Was your hatred of school similar to Ronan's hatred of school? Is that why you dropped out? Did you even hate school?
Once, when I was ten or so, my parents sent me to a new school in the middle of school year. I was small and neurotic and OCD and I spent the lunch hour of the first day sitting quietly at a table drawing and hoping no one would bother me. On the second day, a boy sat down beside me. He held out a hand for my notebook of drawings and I gave it to him. With a smile, he drew penises on all of my animals and gave it back to me.
Hate is the wrong word, because hate is an active, noisy thing. You can burn out on hate. And in any case, it didn’t occur to me, for a long time, that there was any other option. It was like being born in pain and not realizing that wasn’t just the way life was. I liked learning things I wanted to learn and I didn’t understand rules and school had no interest in helping me out with either of those things.
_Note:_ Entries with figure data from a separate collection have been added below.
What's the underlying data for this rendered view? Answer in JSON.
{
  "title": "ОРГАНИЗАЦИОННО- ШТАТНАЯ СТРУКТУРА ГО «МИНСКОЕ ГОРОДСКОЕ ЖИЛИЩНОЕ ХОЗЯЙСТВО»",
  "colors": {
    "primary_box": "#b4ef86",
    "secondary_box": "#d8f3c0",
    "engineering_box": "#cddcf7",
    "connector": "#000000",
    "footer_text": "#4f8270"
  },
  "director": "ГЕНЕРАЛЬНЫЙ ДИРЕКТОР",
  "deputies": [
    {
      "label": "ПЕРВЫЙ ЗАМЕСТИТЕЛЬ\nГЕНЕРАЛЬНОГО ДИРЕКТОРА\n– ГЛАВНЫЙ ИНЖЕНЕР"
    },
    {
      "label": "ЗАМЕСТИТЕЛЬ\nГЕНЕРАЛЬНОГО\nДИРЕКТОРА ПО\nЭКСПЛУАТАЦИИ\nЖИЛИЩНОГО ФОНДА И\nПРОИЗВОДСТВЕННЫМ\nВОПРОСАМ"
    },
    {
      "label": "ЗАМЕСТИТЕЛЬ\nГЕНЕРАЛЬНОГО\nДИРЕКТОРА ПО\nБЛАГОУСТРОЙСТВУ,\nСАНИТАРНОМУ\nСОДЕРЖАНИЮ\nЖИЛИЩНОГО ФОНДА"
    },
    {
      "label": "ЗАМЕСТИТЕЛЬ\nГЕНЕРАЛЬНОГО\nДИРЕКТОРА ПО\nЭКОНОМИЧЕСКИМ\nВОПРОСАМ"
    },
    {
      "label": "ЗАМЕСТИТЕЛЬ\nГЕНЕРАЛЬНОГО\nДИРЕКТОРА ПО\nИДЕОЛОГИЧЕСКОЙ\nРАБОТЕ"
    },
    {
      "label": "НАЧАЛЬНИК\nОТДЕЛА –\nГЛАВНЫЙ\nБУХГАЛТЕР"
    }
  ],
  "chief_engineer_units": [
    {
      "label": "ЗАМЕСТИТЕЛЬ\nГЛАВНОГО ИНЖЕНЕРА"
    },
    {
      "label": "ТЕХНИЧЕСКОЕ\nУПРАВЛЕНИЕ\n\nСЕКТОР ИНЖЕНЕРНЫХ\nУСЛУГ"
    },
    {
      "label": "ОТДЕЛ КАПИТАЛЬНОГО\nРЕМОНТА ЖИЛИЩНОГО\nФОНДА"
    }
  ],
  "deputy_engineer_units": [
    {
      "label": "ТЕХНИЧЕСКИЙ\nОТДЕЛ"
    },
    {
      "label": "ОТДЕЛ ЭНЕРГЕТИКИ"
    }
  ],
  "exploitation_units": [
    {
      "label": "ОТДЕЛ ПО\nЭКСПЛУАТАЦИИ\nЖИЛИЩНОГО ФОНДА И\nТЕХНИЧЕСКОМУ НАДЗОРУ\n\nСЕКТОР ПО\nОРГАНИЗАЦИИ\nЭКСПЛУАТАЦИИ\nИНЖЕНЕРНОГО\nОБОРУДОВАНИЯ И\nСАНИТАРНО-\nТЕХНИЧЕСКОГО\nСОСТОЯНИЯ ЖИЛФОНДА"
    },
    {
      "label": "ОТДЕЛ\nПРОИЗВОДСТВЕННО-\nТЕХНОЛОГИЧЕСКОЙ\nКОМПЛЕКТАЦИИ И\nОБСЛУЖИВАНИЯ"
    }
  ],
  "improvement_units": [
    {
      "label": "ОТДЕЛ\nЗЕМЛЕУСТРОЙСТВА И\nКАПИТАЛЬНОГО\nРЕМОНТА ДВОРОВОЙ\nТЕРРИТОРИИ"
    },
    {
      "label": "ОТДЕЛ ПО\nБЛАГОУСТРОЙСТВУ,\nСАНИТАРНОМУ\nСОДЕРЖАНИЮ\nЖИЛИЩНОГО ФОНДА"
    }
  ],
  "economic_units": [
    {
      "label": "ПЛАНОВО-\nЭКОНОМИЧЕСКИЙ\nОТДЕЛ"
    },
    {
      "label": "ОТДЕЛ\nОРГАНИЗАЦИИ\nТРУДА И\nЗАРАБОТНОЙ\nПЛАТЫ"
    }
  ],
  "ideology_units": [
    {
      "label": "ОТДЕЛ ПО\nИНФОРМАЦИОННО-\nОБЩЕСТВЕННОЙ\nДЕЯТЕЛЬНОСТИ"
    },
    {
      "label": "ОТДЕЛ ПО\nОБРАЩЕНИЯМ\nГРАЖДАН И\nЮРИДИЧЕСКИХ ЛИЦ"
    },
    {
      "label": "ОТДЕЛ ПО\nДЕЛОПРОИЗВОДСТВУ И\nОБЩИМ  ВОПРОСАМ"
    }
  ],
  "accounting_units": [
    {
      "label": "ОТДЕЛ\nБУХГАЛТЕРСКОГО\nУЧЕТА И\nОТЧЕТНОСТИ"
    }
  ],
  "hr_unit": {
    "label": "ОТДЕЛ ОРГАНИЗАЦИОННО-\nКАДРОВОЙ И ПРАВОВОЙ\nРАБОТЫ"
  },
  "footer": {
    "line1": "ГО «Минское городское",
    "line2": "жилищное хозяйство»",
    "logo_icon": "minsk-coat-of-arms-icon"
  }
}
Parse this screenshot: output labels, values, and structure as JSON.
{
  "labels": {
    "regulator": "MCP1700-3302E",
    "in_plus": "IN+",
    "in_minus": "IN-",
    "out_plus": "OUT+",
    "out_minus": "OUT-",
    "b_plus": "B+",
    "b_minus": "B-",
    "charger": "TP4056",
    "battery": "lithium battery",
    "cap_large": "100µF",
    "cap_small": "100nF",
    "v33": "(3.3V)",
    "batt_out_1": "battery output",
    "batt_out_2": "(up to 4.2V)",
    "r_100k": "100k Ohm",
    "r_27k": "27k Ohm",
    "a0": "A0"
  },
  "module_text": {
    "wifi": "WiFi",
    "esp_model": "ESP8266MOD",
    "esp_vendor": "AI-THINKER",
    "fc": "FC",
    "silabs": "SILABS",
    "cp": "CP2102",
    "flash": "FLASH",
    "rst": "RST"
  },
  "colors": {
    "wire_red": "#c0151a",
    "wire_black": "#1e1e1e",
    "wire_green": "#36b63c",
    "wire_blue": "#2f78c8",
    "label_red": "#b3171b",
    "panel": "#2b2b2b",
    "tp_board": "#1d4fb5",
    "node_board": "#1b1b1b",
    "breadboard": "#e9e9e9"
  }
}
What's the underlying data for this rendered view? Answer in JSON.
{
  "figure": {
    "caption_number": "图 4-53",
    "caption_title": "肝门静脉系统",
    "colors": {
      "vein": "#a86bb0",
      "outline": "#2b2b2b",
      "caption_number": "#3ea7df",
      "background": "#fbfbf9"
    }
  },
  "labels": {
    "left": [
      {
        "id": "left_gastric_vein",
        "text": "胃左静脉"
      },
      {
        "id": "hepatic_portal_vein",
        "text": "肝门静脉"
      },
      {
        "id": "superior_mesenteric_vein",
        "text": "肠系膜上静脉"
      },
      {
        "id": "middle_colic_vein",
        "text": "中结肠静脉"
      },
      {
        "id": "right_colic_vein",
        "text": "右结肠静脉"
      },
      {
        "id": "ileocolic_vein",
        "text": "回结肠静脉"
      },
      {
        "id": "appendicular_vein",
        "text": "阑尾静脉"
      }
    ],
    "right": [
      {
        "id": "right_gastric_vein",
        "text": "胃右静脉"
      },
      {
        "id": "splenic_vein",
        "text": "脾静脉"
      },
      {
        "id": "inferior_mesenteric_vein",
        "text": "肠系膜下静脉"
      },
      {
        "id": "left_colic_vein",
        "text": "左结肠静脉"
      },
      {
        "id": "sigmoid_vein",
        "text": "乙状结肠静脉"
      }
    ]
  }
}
Hate? School made me tired.
When I hit sixth grade, my parents decided to home school my siblings and me since we moved so much. I basically rolled my brain around over textbooks for four years and set my own schedule and wrote thirty novels in my spare time. This was better, if lonesome. I felt like I was waiting for real life to begin; when did I get to do something with what I was learning?
At 16, I decided that I wasn’t going to wait any longer to start life. High school was pointless and I wasn’t going to do it. I was just going to go to college. I imagined it as a glorious institution of hungry minds, rooms of teens sitting together in smoking jackets discussing economic theory, English majors puzzling over poetry in arcane late-night meetings, students grasping for the exciting connections between chemistry and history and art and music. College. Yes. Good. Yes. Strings were pulled, tests were taken, colleges were applied to, high school was skipped, college at 16 was a go.
By 19, I was standing outside the history building looking at the noticeboard to see if our band’s flier had gotten covered up yet. Someone had drawn a cock and balls on each piece of paper tacked up.
I still felt like I was waiting for real life to begin. I felt like no one else had come to college to learn a damn thing. I felt like I was surrounded by children who made everything about sex, and not even interesting sex. I felt like I was working my ass off to afford this stupid place, and other people couldn’t be bothered to show up to class because they were too busy drawing dicks on my goddamn flier. I felt one thousand years old, trapped in a teenage body.
And now that I knew there were non-school options, I hated it. Properly hated it. And it turns out that hate is a terminal illness and it did in fact nearly kill me.
I quit. I was dragged back by my parents. I quit again; my advisor talked me into sticking it out. On graduation day, I took an extra shift at my job, skipped the ceremony, and had the school mail my diploma to my parents.
The short answer to you question is: yes. I love education, I hate school.